Dieu est la seule personne à laquelle nous ne pouvons rien cacher. Devant lui, vous viendrez inévitablement à vous regarder sous une lumière nouvelle et singulière. En vérité, la prière est peut-être la seule porte d’entrée fiable qui nous mène à une connaissance authentique de soi et à l’authenticité du cœur.
Lorsque nous sommes face à face avec Dieu, nous sommes confrontés à ce qu’il y a de plus vrai en nous. Dans la présence de Dieu, nous connaissons le changement véritable. Dans cette rencontre sainte, par la grâce, nous trouvons enfin notre véritable identité et nous sommes libres de vivre comme Dieu l’a voulu.
Ainsi, le but de notre marche avec le Christ n’est pas l’épanouissement personnel (« J’ai besoin de trouver mon moi véritable et ce qui est le mieux pour moi ») ou la résignation aux forces du déterminisme (« Je ne peux pas m’en empêcher ; je suis comme ça »).

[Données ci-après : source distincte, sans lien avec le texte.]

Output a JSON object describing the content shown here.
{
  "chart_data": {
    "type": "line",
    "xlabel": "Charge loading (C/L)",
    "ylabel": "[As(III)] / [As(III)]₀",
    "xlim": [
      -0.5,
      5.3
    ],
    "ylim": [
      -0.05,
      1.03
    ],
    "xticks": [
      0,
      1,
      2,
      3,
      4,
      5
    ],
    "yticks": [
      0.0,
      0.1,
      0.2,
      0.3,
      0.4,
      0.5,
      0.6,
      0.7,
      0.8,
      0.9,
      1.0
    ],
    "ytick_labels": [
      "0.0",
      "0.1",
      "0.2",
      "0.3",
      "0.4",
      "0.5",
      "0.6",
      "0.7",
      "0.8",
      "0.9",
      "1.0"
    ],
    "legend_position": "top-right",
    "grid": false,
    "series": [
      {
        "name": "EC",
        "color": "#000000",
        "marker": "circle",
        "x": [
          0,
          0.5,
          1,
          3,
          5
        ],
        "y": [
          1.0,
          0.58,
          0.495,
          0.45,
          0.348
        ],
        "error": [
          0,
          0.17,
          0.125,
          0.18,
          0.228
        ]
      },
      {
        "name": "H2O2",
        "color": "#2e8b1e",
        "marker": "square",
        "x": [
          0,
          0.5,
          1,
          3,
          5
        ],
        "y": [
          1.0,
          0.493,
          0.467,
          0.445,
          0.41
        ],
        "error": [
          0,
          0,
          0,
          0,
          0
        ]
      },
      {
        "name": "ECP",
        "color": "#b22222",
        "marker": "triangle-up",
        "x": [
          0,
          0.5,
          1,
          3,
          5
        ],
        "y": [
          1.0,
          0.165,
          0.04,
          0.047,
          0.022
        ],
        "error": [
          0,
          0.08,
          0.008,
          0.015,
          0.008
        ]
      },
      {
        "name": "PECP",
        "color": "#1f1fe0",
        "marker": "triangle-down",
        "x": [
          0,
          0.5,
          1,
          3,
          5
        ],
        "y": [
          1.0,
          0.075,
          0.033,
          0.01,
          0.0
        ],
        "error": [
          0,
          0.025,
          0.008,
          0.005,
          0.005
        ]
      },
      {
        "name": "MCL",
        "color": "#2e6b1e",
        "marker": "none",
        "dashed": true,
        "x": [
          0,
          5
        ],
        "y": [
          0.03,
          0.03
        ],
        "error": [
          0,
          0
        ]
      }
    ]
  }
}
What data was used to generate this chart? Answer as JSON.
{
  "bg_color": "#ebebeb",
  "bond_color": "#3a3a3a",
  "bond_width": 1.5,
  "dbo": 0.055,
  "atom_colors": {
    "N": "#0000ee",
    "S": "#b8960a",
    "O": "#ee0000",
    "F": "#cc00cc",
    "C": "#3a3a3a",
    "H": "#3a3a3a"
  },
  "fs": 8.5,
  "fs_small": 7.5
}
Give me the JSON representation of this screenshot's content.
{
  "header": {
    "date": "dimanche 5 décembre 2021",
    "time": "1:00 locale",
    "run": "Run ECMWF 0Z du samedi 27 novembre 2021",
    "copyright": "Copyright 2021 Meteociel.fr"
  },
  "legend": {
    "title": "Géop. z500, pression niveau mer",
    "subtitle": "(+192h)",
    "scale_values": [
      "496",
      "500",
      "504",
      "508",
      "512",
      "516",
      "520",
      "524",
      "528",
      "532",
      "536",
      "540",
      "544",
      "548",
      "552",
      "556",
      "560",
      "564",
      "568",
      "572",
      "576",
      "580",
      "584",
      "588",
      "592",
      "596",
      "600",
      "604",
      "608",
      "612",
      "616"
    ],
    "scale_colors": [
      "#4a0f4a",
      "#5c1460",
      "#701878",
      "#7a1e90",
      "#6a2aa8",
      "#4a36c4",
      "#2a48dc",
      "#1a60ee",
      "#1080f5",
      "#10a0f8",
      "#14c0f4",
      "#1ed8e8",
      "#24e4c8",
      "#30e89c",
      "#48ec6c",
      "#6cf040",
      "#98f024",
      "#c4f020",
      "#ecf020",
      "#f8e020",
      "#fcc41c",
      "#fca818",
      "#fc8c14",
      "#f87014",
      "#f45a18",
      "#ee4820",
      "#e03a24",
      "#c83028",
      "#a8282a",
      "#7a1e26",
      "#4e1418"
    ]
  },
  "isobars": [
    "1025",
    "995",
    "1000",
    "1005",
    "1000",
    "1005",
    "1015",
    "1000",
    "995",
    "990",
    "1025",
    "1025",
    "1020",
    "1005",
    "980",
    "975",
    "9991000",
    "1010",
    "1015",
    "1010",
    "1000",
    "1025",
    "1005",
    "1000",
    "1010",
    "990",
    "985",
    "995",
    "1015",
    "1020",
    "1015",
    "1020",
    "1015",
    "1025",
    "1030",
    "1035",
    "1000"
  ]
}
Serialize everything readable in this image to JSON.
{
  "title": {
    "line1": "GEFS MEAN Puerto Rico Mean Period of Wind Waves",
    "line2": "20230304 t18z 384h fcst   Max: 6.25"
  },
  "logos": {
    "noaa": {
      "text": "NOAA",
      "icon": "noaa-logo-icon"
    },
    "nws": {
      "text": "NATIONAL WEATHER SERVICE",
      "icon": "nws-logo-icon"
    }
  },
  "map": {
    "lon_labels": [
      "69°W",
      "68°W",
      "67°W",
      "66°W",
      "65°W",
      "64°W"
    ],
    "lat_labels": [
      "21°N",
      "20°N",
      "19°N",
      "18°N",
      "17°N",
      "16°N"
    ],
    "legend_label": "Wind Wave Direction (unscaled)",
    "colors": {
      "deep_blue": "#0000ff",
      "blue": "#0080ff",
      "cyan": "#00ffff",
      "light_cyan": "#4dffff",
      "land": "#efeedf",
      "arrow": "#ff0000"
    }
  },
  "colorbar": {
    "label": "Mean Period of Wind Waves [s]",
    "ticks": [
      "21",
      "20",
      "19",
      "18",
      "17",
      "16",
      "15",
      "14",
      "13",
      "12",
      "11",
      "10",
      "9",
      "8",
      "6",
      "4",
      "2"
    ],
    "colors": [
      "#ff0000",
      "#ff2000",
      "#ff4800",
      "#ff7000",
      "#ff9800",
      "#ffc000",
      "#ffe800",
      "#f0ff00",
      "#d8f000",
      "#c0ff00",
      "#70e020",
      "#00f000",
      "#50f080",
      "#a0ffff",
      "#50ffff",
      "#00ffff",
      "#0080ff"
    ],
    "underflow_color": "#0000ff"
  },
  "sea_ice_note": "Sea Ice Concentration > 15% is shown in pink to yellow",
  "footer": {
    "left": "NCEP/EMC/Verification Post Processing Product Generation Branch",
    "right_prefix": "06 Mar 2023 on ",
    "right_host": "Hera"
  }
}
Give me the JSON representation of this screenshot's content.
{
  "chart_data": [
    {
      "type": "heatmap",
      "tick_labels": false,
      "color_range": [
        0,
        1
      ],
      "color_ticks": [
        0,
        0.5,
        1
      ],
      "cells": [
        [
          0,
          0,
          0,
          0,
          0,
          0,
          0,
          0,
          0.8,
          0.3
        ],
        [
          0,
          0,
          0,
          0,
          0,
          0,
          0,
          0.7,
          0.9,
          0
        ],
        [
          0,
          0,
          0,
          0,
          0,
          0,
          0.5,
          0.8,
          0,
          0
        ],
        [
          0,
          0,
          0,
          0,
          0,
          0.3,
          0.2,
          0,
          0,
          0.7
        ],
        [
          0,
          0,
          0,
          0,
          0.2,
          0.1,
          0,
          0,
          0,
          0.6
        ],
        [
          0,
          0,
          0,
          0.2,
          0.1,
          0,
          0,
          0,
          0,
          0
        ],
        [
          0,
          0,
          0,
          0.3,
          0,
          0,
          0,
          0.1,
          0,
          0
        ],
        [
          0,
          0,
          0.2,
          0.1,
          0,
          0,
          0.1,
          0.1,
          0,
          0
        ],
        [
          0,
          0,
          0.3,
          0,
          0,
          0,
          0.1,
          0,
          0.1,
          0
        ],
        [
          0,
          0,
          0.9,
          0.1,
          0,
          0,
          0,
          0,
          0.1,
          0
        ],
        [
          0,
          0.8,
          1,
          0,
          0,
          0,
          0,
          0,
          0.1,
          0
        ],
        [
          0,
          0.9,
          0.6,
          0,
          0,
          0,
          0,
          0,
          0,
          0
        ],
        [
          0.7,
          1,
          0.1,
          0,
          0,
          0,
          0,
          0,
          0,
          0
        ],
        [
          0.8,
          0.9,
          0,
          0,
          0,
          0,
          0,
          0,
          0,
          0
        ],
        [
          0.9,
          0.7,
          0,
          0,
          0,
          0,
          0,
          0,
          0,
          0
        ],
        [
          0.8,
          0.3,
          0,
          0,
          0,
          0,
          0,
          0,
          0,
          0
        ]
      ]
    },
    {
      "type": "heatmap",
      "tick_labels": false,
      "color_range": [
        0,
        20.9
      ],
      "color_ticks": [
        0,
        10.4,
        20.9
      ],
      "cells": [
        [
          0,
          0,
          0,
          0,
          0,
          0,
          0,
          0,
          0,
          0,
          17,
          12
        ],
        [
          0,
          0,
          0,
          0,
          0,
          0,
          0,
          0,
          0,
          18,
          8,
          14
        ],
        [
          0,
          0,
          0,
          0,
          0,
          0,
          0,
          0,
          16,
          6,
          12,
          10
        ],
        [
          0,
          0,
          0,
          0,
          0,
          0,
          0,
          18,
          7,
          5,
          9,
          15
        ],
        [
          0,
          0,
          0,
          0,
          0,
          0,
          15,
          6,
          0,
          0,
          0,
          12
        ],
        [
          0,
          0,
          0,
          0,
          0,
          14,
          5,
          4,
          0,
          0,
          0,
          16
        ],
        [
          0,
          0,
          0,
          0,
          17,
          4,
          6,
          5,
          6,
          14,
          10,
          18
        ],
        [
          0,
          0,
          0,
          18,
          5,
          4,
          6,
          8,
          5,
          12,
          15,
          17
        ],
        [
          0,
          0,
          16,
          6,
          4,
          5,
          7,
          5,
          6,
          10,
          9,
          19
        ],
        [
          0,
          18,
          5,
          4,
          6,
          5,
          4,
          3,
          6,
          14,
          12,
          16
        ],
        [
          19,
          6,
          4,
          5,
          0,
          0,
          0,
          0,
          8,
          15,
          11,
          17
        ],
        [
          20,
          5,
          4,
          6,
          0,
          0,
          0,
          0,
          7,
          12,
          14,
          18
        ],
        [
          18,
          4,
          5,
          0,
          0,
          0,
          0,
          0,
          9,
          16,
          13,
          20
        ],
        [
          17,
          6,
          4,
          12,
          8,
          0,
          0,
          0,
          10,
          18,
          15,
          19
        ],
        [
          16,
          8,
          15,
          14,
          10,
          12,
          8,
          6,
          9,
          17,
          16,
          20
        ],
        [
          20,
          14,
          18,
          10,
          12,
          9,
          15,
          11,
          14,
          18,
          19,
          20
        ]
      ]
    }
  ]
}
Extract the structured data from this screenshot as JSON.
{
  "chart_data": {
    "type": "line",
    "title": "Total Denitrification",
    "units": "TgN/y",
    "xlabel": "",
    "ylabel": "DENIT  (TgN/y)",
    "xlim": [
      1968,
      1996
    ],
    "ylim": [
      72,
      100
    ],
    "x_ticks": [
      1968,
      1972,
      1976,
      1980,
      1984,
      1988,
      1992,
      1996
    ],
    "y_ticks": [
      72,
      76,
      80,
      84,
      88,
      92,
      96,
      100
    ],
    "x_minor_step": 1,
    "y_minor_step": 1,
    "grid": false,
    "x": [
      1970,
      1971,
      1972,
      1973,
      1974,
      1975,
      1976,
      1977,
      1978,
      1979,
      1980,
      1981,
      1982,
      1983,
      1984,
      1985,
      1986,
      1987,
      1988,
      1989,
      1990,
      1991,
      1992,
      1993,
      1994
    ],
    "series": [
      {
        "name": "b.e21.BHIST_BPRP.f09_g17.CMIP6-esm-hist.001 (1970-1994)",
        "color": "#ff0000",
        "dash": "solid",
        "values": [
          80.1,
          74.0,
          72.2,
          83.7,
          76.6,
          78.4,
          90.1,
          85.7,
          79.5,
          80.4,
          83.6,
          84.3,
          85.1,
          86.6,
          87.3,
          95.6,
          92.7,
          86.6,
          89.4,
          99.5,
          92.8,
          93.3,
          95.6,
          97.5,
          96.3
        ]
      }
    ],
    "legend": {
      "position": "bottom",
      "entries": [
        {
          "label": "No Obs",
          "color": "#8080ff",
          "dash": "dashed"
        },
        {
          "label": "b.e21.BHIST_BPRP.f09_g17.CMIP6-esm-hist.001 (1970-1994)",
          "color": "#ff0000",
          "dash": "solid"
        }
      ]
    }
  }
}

En fait selon la perspective du christianisme, être fidèle à soi-même c’est être fidèle à la personne que nous sommes appelés à être par Dieu le père, cette personne qui est recréée à l’image de son Fils. Suivre Jésus et lui ressembler, c’est le but sans équivoque du parcours de nos vies. Dans son évangile, Jean ne ménage pas ses efforts pour nous faire comprendre que Jésus ressemble à son Père et agit comme lui : « Celui qui m’a vu a vu le Père » (Jean 14.9) et que Jésus est la Parole faite chair qui, étant venue du Père, est pleine de grâce et de vérité (Jean 1.14). Ce que Jésus est et ce que Jésus fait sont les deux faces d’une même pièce, et cette réalité a des conséquences importantes sur notre vie en tant que disciples du Christ.
Et si chaque nazaréen faisait l’expérience de la véritable authenticité en Christ ?
Quel changement verrions-nous dans notre famille ?
Quel changement verrions-nous dans notre église ?
Quel impact verrions-nous dans nos villages et nos villes ?
Les peuples du monde ont besoin d’une église pleinement vivante où les disciples de Jésus vivent une sainteté authentique.
David Busic est surintendant général dans l’Église du Nazaréen. Certaines parties de cet article sont extraites du livre Chemin, vérité, vie : Le discipulat, un parcours de grâce. Utilisé avec l’autorisation de The Foundry Publishing.
[1] Alan Roxburgh, The Missional Leader: Equipping Your Church to Reach a Changing World, Josey Bass, San Francisco, 2006, p. 7.
[2] Richard Neuhaus, Freedom for Ministry, p. 98.